In Life

A Gay Guide to Dogs

Gay guide to dogs

Let’s be frank, a good amount of us are looking at a future of singledom. It’s in your best interest to get ahead of the game and trade weekend Grindr tricks for weekend dog park trips. (See what I did there?) If you haven’t yet committed to a four legged life partner, here’s a guide to make sure you pick the right breed for you.

Gay Type: Twinks

Dog Breed: Pomeranian, Chihuahua

We get it: you’re young and you’re thin and you know all the dance moves to every Beyoncé/Lady Gaga/Britney song at the club. You need a statement breed equally high maintenance but small enough for you to stay in control of. A pomeranian or chihuahua will make for the perfect pup to cradle while out on a Starbucks run. Best of all, when you’re past your prime and working to transition to Twunk status, their tiny stature will accentuate your muscle bod.
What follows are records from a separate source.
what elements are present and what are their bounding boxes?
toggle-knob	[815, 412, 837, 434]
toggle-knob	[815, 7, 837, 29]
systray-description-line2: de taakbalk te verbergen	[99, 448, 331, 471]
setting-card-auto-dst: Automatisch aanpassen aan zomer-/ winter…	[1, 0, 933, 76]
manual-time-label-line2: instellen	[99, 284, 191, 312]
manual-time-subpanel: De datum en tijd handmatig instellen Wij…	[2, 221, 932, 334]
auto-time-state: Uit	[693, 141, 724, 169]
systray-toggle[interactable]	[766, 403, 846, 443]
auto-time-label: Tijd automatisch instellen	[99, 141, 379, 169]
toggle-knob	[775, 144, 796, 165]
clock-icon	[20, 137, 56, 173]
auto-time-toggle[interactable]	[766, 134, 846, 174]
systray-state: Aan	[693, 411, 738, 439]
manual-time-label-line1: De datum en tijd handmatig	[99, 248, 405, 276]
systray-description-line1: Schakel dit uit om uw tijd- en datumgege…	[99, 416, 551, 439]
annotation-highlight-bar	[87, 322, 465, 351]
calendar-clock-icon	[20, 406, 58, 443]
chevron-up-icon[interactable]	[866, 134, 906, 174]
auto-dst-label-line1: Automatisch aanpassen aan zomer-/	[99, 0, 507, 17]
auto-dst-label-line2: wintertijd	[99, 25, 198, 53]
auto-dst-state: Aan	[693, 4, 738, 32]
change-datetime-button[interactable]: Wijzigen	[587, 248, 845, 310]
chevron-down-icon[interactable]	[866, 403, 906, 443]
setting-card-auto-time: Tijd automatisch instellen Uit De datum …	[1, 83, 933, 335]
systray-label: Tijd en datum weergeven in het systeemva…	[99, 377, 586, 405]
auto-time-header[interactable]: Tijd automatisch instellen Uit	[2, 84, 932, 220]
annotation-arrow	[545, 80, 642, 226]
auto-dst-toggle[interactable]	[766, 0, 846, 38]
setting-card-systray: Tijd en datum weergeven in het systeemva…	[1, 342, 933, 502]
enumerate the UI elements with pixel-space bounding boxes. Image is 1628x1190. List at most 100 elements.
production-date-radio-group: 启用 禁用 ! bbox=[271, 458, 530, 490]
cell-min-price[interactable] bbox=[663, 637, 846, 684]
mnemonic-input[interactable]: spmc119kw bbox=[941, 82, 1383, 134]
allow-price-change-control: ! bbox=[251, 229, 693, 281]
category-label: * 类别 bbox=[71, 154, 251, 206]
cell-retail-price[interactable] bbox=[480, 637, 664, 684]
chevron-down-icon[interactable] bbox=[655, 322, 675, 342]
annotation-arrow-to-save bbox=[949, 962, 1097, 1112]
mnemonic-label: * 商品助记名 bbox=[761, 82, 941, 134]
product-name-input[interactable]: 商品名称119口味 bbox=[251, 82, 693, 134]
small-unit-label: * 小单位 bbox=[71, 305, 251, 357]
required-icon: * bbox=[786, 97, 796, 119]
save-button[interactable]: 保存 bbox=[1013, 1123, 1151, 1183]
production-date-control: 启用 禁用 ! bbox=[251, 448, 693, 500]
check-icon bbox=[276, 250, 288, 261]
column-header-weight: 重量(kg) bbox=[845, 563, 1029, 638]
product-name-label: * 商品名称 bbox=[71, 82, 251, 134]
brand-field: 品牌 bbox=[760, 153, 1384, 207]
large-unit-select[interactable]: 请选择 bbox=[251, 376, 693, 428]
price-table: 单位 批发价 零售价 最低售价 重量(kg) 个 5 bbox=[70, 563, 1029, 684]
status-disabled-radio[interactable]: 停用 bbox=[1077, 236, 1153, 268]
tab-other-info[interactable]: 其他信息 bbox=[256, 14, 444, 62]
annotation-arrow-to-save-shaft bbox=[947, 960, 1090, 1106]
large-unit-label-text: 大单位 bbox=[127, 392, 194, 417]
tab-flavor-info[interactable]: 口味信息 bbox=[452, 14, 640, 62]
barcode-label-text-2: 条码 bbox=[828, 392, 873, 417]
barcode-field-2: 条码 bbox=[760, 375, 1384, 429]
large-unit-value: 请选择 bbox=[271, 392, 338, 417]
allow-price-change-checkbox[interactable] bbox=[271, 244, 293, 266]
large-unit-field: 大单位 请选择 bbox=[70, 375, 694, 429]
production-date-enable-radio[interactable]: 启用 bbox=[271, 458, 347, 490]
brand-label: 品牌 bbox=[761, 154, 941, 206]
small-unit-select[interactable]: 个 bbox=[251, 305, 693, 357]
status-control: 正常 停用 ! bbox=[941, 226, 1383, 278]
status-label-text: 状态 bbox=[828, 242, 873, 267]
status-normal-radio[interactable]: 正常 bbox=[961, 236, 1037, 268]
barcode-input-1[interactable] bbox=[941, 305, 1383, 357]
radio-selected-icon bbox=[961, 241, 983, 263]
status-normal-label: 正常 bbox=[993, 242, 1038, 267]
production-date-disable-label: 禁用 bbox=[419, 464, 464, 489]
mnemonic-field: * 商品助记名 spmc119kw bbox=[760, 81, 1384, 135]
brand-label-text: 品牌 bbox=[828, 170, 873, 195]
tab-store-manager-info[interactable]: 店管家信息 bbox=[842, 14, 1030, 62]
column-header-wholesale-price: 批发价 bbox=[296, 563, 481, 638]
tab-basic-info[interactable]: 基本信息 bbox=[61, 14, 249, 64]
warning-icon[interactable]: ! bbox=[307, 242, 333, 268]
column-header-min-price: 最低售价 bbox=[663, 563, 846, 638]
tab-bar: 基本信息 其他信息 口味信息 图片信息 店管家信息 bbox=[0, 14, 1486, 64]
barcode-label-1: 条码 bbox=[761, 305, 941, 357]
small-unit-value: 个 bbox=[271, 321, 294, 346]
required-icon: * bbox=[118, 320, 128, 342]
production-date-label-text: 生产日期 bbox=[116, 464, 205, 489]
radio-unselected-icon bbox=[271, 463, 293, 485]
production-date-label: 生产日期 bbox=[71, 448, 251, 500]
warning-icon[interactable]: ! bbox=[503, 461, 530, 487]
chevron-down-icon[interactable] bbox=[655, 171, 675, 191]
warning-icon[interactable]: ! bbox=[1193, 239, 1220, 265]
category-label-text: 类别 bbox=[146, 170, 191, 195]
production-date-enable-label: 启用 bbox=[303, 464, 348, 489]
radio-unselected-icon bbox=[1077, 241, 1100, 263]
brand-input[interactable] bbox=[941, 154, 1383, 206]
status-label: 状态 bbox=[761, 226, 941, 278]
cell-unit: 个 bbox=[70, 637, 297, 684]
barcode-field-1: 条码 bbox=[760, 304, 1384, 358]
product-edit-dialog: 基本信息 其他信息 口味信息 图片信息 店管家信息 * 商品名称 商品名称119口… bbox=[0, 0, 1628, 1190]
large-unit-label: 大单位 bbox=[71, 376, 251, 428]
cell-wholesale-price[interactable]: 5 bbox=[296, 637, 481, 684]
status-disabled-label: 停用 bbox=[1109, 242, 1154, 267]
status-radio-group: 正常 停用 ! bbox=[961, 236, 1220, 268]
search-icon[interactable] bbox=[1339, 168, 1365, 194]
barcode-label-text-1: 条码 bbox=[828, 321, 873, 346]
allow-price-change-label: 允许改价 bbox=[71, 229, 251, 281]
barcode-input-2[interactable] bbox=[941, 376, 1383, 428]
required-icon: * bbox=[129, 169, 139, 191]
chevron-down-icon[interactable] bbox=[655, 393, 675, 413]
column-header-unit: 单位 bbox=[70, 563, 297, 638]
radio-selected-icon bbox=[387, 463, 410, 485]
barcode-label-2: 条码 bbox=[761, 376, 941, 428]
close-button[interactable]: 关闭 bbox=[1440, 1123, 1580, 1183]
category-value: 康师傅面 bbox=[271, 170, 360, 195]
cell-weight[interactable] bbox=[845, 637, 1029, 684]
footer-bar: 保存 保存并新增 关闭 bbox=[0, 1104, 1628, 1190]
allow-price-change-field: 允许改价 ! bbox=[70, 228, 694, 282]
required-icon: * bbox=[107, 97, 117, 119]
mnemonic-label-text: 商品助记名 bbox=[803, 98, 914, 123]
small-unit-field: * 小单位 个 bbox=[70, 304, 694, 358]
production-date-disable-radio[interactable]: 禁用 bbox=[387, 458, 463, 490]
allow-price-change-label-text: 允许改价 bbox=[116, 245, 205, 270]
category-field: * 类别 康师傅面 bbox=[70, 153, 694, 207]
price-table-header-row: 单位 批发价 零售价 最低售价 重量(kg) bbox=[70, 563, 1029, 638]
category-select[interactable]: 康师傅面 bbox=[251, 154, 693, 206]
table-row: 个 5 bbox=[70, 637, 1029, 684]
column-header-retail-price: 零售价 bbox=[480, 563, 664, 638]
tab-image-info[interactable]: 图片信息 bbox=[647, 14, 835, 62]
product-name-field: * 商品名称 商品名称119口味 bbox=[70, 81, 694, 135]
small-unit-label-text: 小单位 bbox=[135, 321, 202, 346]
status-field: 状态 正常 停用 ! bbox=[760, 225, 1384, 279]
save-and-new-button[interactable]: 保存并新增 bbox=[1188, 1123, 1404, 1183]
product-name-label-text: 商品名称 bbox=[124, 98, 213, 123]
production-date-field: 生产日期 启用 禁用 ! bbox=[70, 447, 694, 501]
Man kneeling down next to terrier breed dog.

Gay Type: Bears

Dog Breed: Cairn Terrier, Schnauzer

As the stockier of the gays, it may be tempting to choose a more masculine dog to emphasize your stature. Resist the temptation and go for a breed that’s equal parts rough and cuddly. Breeds like cairn terriers and schnauzers fit the bill. Mid sized with a stocky build and wiry hair, they’ll be totally masc at the dog park but down to cuddle on the couch.

Gay Type: Otter

Dog Breed: German Shepherd, Australian Shepherd

Otters are the chameleons of the gay world. Your slender frame lets you fit in with the twinks but your body hair and scruff give you masc cred for the jocks. Choose an equally slender and athletic  breed of dog like a German or Australian Shepherd. Both make a suitable companion for shirtless hikes or frisbee games.

Man sitting on bench with a golden labrador dog.

Gay Type: Gay Lister

Dog Breed: Labrador Retriever

You’ve moved on up in the world with a professional gig, gorgeous house, and designer duds. Nothing proves you’ve made it in America more than a picket fence breed like a labrador retriever. Sure, it’s a dog that’s going to shed all over the house but you probably already have a maid service anyway. As a bonus, have the dog trained to retrieve cans of beer from the fridge. After a long day of closing deals in the office, you’ll be thankful you did.

Gay Type: Gaymer

Dog Breed: Cat

You have an open disdain for the “scene” and feel more at home with a group of nerd bros. Your type of dog is a cat. I dunno dude, I didn’t make this up.

Above all else, keep your street cred by adopting a rescue.